Greetings From the Land of the Make-Believe Species
Postcards provided proof of lake serpents, jackalopes and assorted curious monsters
- By Peter A. Smith
- Smithsonian.com, March 29, 2012
The postcard once provided a fast, reliable means of communication. The images on the cards carried strong implications of objectivity, underscored by concise captioning. Among these postcards emerges a unique flowering of the beastly taxonomic tree: dozens of distinctive, little-known species spotted by solitary farmers, hunters and fishermen, lurking all across the country, creatures that came alive through hyperbole, exaggeration and the perceived authenticity of postcards.
(Courtesy of Loren Coleman, International Cryptozoology Museum)
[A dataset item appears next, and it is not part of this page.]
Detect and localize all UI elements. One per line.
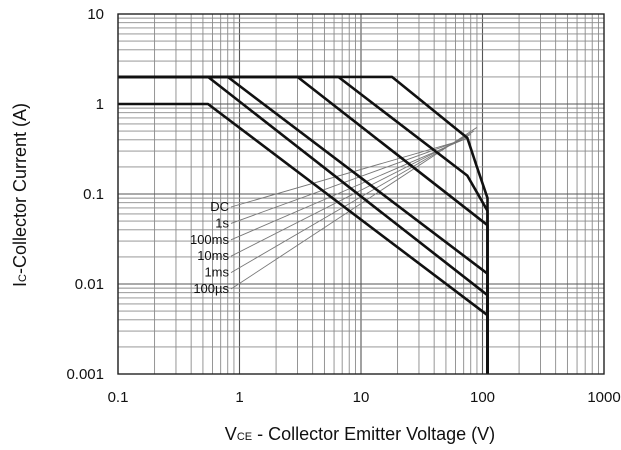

The geographic range of fish sprouting fur tends towards areas of North America distinguished by long winters and frozen freshwater lakes. In 1929, Montana’s J. H. Hinken reported catching one. He said, “The change of temperature from this water to atmosphere is so great that the fish explodes upon being taken from the water.” Why exactly herring, trout and even salmon grow fur instead of scales has had many possible explanations over the years: the accidental release of hair tonic by an enterprising traveling salesman in Colorado, an evolutionary adaptation to tolerate exceptionally cold weather, or a badly translated letter from Scandinavia. This species from 1939, wasn’t a product of tall tales or a crafty taxidermy studio, but was a unique ichthyologic cross from E. C. Kropp’s photography studio in Milwaukee.